O agravamento das tensões comerciais entre China e Estados Unidos começa a redesenhar o panorama para as economias emergentes — e o Brasil não está imune. Segundo analistas ouvidos pelo mercado, a deterioração do comércio global, somada à dinâmica interna de inflação e risco fiscal, pode levar o Banco Central a adotar uma postura ainda mais conservadora, com a Selic encerrando o atual ciclo de alta em torno de 14,75% ao ano.
A previsão reflete a combinação de fatores externos e domésticos que, em conjunto, tornam o ambiente econômico mais desafiador do que se antecipava no início do ano.
Efeito dominó: comércio global em risco
As recentes declarações e medidas protecionistas adotadas por Washington, especialmente em relação à China, acirraram as tensões comerciais e elevaram a aversão ao risco nos mercados globais. Uma guerra tarifária de larga escala poderia desacelerar ainda mais o crescimento da economia chinesa, principal parceiro comercial do Brasil.

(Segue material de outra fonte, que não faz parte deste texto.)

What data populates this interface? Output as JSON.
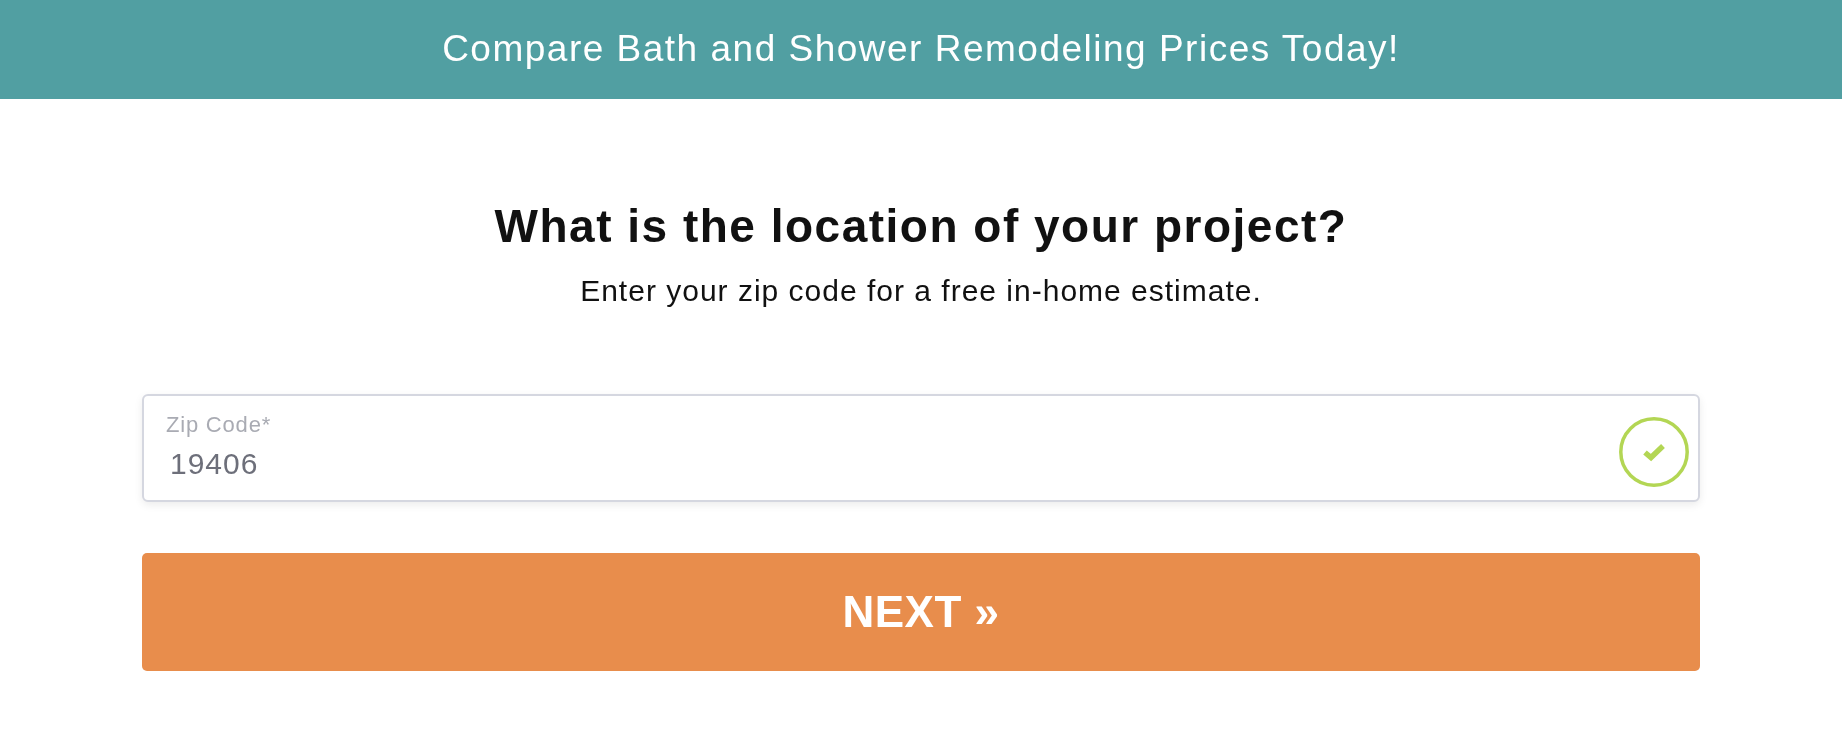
{
  "banner": {
    "text": "Compare Bath and Shower Remodeling Prices Today!"
  },
  "heading": "What is the location of your project?",
  "subtitle": "Enter your zip code for a free in-home estimate.",
  "zip_field": {
    "label": "Zip Code*",
    "value": "19406",
    "valid": true
  },
  "next_button": {
    "label": "NEXT »"
  }
}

Menor demanda por commodities — como minério de ferro, soja e petróleo — teria efeitos diretos sobre o saldo comercial brasileiro, pressionando o câmbio, a inflação e, consequentemente, a política monetária.
Pressão inflacionária e deterioração fiscal agravam o quadro interno
Internamente, a resiliência da inflação de serviços, aliada às incertezas sobre a capacidade do governo de cumprir suas metas fiscais, eleva os prêmios exigidos pelo mercado para financiar a dívida pública. Isso gera uma pressão adicional sobre o Banco Central para manter juros elevados por mais tempo, em busca de preservar a estabilidade econômica.
De acordo com analistas, as projeções de inflação seguem acima da meta para 2025 e 2026, o que reduz o espaço para cortes de juros mesmo em caso de desaceleração da atividade econômica.
Selic a 14,75%: cenário de risco se materializando
Em meio a esse contexto, cresce o número de casas que revisam suas projeções para a Selic, apontando para a possibilidade de o ciclo de aperto monetário ser mais longo e mais intenso do que o inicialmente previsto. A estimativa de encerramento da taxa básica em 14,75% reflete um cenário de deterioração fiscal combinada a um choque externo negativo — uma combinação que exige respostas duras da política monetária.
Perspectivas: resiliência testada
O Brasil enfrenta um teste duplo de resiliência: no front externo, precisa lidar com a desaceleração de seus principais parceiros comerciais; no interno, necessita reconquistar a confiança dos agentes econômicos na condução fiscal e monetária.
Em um mundo mais fragmentado e protecionista, a capacidade do país de navegar essas águas turbulentas dependerá cada vez mais de sua disciplina interna e de sua habilidade em se adaptar a novas realidades de comércio e financiamento internacional.